# A touch of Magic



## L17MRL (Feb 20, 2006)

Hi Guys

Just thought i would share with you my visit to see Robbie at Valet Magic for a protection detail i wanted carried out on the TT.
After seeing the job he done on pissTTs car i was amazed and thought i could do with a bit of that on mine so i got it booked in.
I got to Robbie in the morning to be greeted by a nice cup of tea and a great bloke to chat with, along with all the info i would ever need on cleaning cars.

So on with the detail as i said this was a protection detail as the swirls on the car were not too bad and Robbie said that by giving it a lovely shine will blind you to the slight swirls anyway.

First off was a foam rinse and left on the car for a few minutes followed by a 2 bucket wash.
The car was then completely clayed, re-washed and dried using a waffle weave drying towel.

For this detail Robbie said that Zaino would be used as it produces a awesome shine with durability to match 

Robbie then proceeded to put 3 coats of Zaino Z2 polish on the car and topped it off with Zaino CS spray.

After another cuppa a coat of Zaino Z8 was applied leaving the car looking like this:


































































All in all a great day and i was left over the moon with what Robbie had done.

See www.valetmagic.com for more info

Michael


----------



## magic1 (Mar 13, 2008)

Hi Michael

Really glad with the result on your car and glad to know you were very happy with the job done.

Take care

Robbie


----------



## PissTT (Apr 7, 2006)

Nice job Robbie!!!! Quelle Suprise!!!

Don't suppose your free tomorrow for a touch up prior to Mini London Meet?
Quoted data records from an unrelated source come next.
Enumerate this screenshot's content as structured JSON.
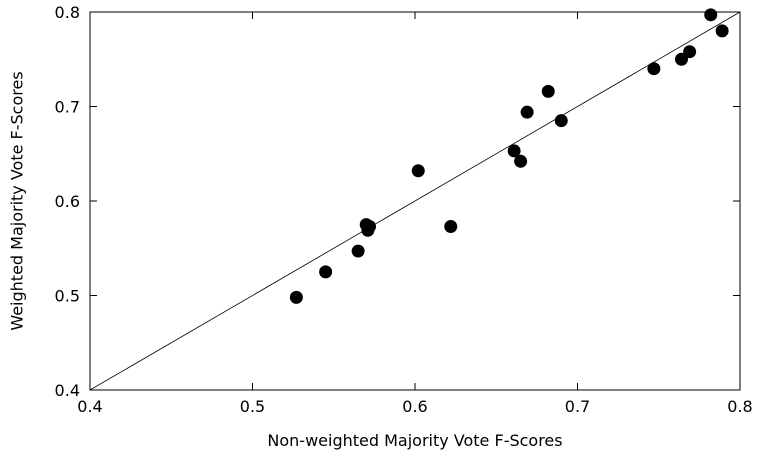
{
  "chart_data": {
    "type": "scatter",
    "title": "",
    "xlabel": "Non-weighted Majority Vote F-Scores",
    "ylabel": "Weighted Majority Vote F-Scores",
    "xlim": [
      0.4,
      0.8
    ],
    "ylim": [
      0.4,
      0.8
    ],
    "x_ticks": [
      "0.4",
      "0.5",
      "0.6",
      "0.7",
      "0.8"
    ],
    "y_ticks": [
      "0.4",
      "0.5",
      "0.6",
      "0.7",
      "0.8"
    ],
    "grid": false,
    "legend": "none",
    "reference_line": {
      "from": [
        0.4,
        0.4
      ],
      "to": [
        0.8,
        0.8
      ]
    },
    "marker_color": "#000000",
    "series": [
      {
        "x": [
          0.527,
          0.545,
          0.565,
          0.57,
          0.571,
          0.572,
          0.602,
          0.622,
          0.661,
          0.665,
          0.669,
          0.682,
          0.69,
          0.747,
          0.764,
          0.769,
          0.782,
          0.789
        ],
        "y": [
          0.498,
          0.525,
          0.547,
          0.575,
          0.569,
          0.573,
          0.632,
          0.573,
          0.653,
          0.642,
          0.694,
          0.716,
          0.685,
          0.74,
          0.75,
          0.758,
          0.797,
          0.78
        ]
      }
    ]
  }
}
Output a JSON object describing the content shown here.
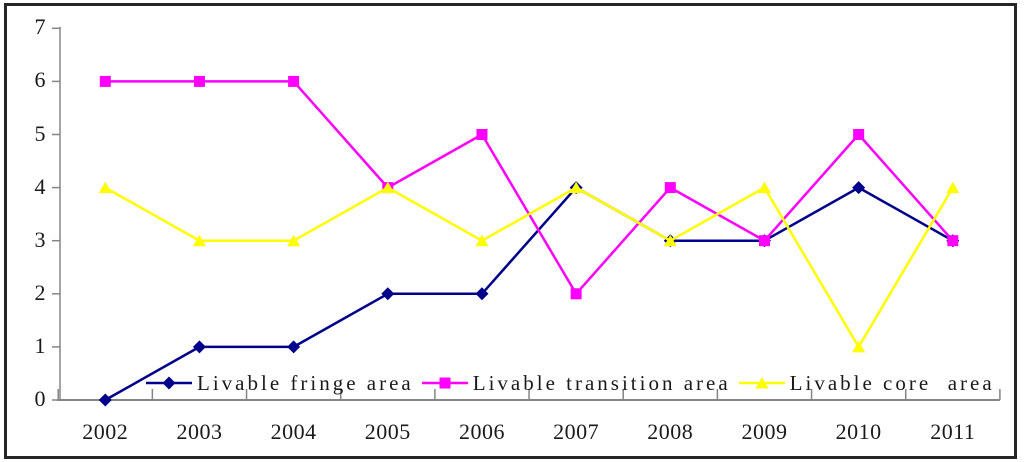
{
  "chart_data": {
    "type": "line",
    "title": "",
    "xlabel": "",
    "ylabel": "",
    "categories": [
      "2002",
      "2003",
      "2004",
      "2005",
      "2006",
      "2007",
      "2008",
      "2009",
      "2010",
      "2011"
    ],
    "series": [
      {
        "name": "Livable fringe area",
        "color": "#00008B",
        "marker": "diamond",
        "values": [
          0,
          1,
          1,
          2,
          2,
          4,
          3,
          3,
          4,
          3
        ]
      },
      {
        "name": "Livable transition area",
        "color": "#FF00FF",
        "marker": "square",
        "values": [
          6,
          6,
          6,
          4,
          5,
          2,
          4,
          3,
          5,
          3
        ]
      },
      {
        "name": "Livable core  area",
        "color": "#FFFF00",
        "marker": "triangle",
        "values": [
          4,
          3,
          3,
          4,
          3,
          4,
          3,
          4,
          1,
          4
        ]
      }
    ],
    "ylim": [
      0,
      7
    ],
    "yticks": [
      0,
      1,
      2,
      3,
      4,
      5,
      6,
      7
    ],
    "grid": false,
    "legend_position": "bottom-inside",
    "axis_color": "#858585",
    "text_color": "#1a1a1a"
  }
}
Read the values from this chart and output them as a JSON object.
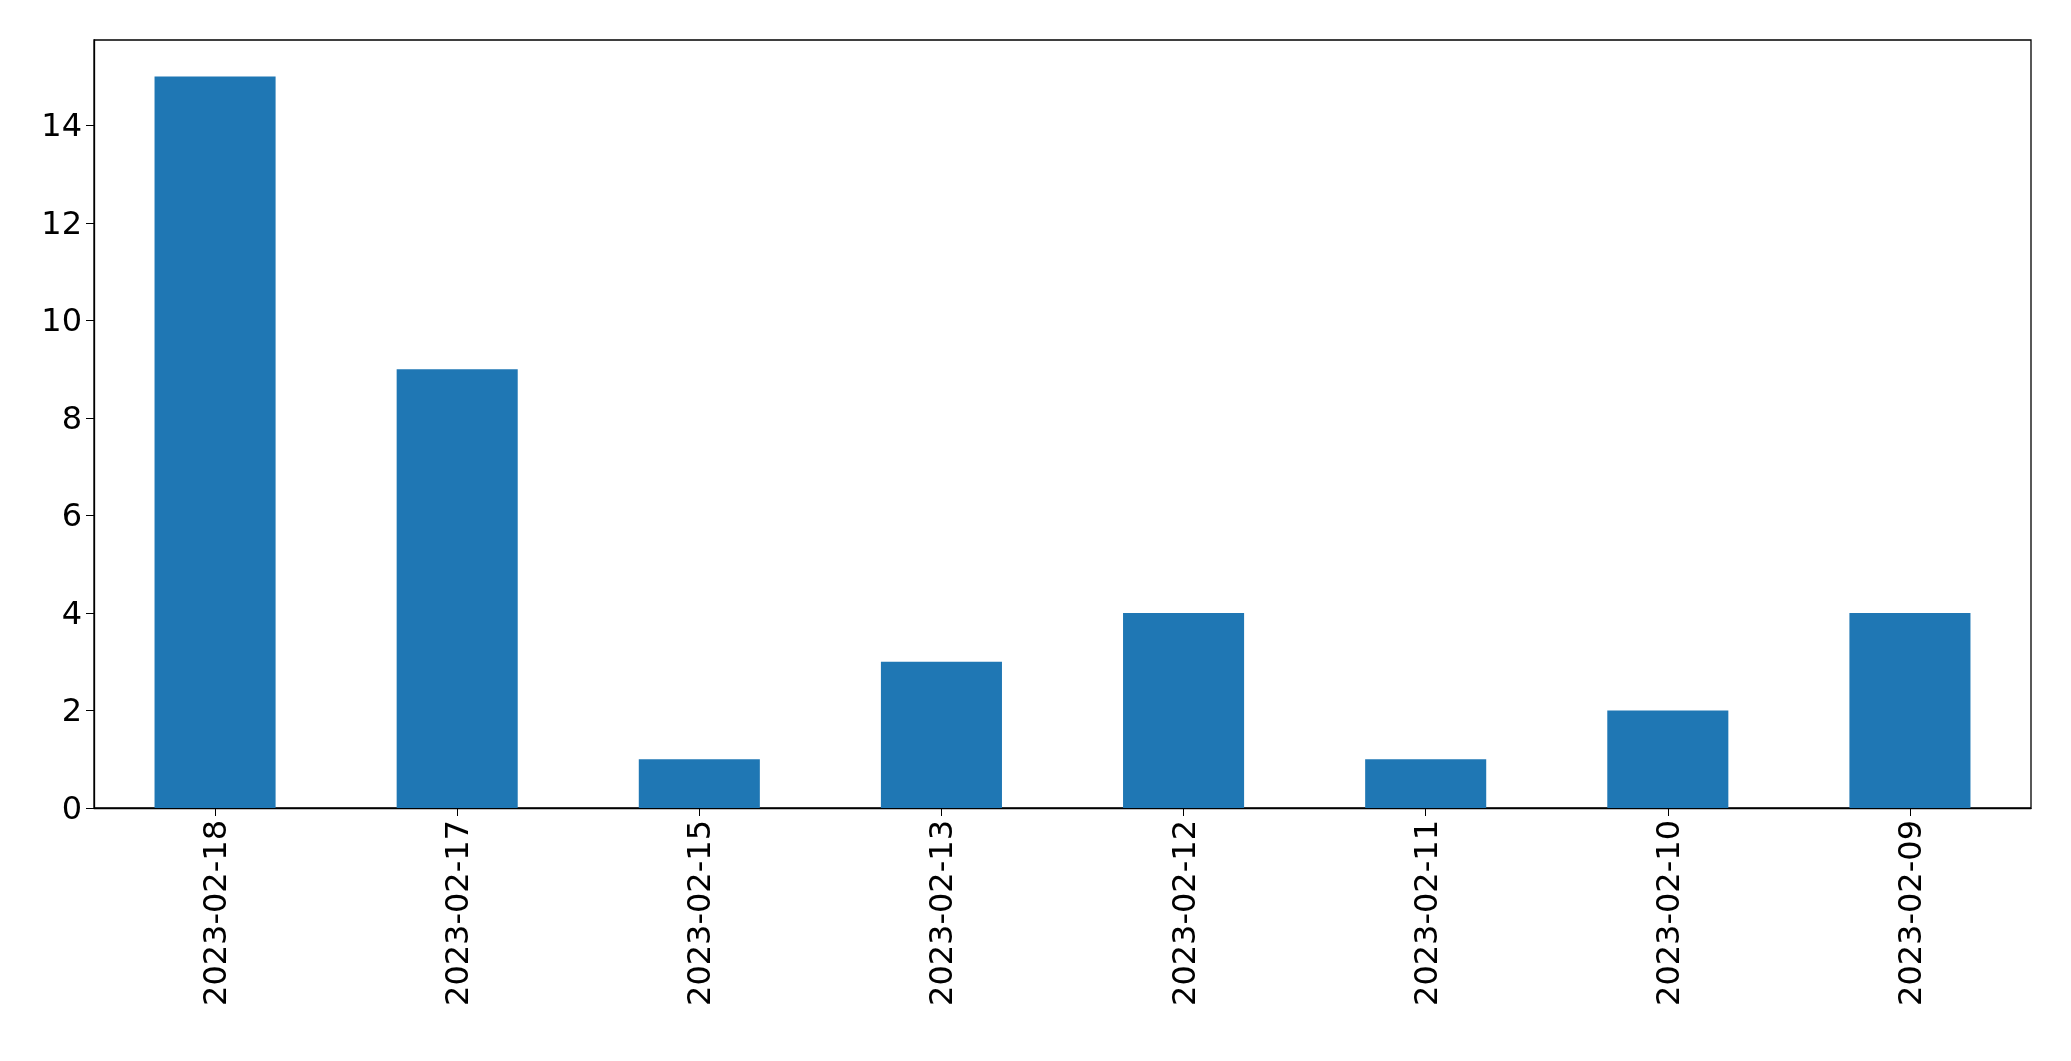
{
  "chart_data": {
    "type": "bar",
    "categories": [
      "2023-02-18",
      "2023-02-17",
      "2023-02-15",
      "2023-02-13",
      "2023-02-12",
      "2023-02-11",
      "2023-02-10",
      "2023-02-09"
    ],
    "values": [
      15,
      9,
      1,
      3,
      4,
      1,
      2,
      4
    ],
    "color": "#1f77b4",
    "ylim": [
      0,
      15.75
    ],
    "yticks": [
      0,
      2,
      4,
      6,
      8,
      10,
      12,
      14
    ],
    "grid": false
  }
}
Maybe you shoudl organise a PC masterclass for us West Londonders???

-e-


----------



## Adam RRS (May 25, 2006)

Just PC'd mine for tomorrow 

Prays it doesnt rain....

_Good Saint Medard, humble and loyal servant, you trusted God's providence in all things and at all times. You knew that God provides for the needs of His children. Inspire us with your faith, so that we may weather the storms that surround us and trust that the sun will shine at around 6-11.30pm tomorrow over London so that we 'the forum members' can enjoy our meet... oh, and also, while yr there, dear lord... some extra bbq sauce on my burger wouldnt go a miss?! I had to order extra last time and they charged me!_


----------



## PissTT (Apr 7, 2006)

Adam TTR said:


> Just PC'd mine for tomorrow
> 
> Prays it doesnt rain....
> 
> _Good Saint Medard, humble and loyal servant, you trusted God's providence in all things and at all times. You knew that God provides for the needs of His children. Inspire us with your faith, so that we may weather the storms that surround us and trust that the sun will shine at around 6-11.30pm tomorrow over London so that we 'the forum members' can enjoy our meet... oh, and also, while yr there, dear lord... some extra bbq sauce on my burger wouldnt go a miss?! I had to order extra last time and they charged me!_


Amen brother!!! lol!


----------



## Suraj_TT (Mar 10, 2007)

Adam TTR said:


> Just PC'd mine for tomorrow
> 
> Prays it doesnt rain....
> 
> _Good Saint Medard, humble and loyal servant, you trusted God's providence in all things and at all times. You knew that God provides for the needs of His children. Inspire us with your faith, so that we may weather the storms that surround us and trust that the sun will shine at around 6-11.30pm tomorrow over London so that we 'the forum members' can enjoy our meet... oh, and also, while yr there, dear lord... some extra bbq sauce on my burger wouldnt go a miss?! I had to order extra last time and they charged me!_


HAHAHA CLASSIC!

So Adz.. you're getting quite handy with the old PC - fancy working on a lovely 180?


----------



## Adam RRS (May 25, 2006)

I dont mind mate as long as its on the understanding im not a professional


----------



## Suraj_TT (Mar 10, 2007)

Adam TTR said:


> I dont mind mate as long as its on the understanding im not a professional


You are a pro


----------



## Adam RRS (May 25, 2006)

Suraj_TT said:


> Adam TTR said:
> 
> 
> > I dont mind mate as long as its on the understanding im not a professional
> ...


lol - i'm sooooooo not!! But the result is a decent one


----------



## magic1 (Mar 13, 2008)

PissTT said:


> Nice job Robbie!!!! Quelle Suprise!!!
> 
> Don't suppose your free tomorrow for a touch up prior to Mini London Meet?
> 
> ...


What sort of time?


----------



## PissTT (Apr 7, 2006)

Any time you like ... if your free....

just on the tube home so hard to write!

-e


----------



## magic1 (Mar 13, 2008)

PissTT said:


> Any time you like ... if your free....
> 
> just on the tube home so hard to write!
> 
> -e


Ok mate ill bell you later.


----------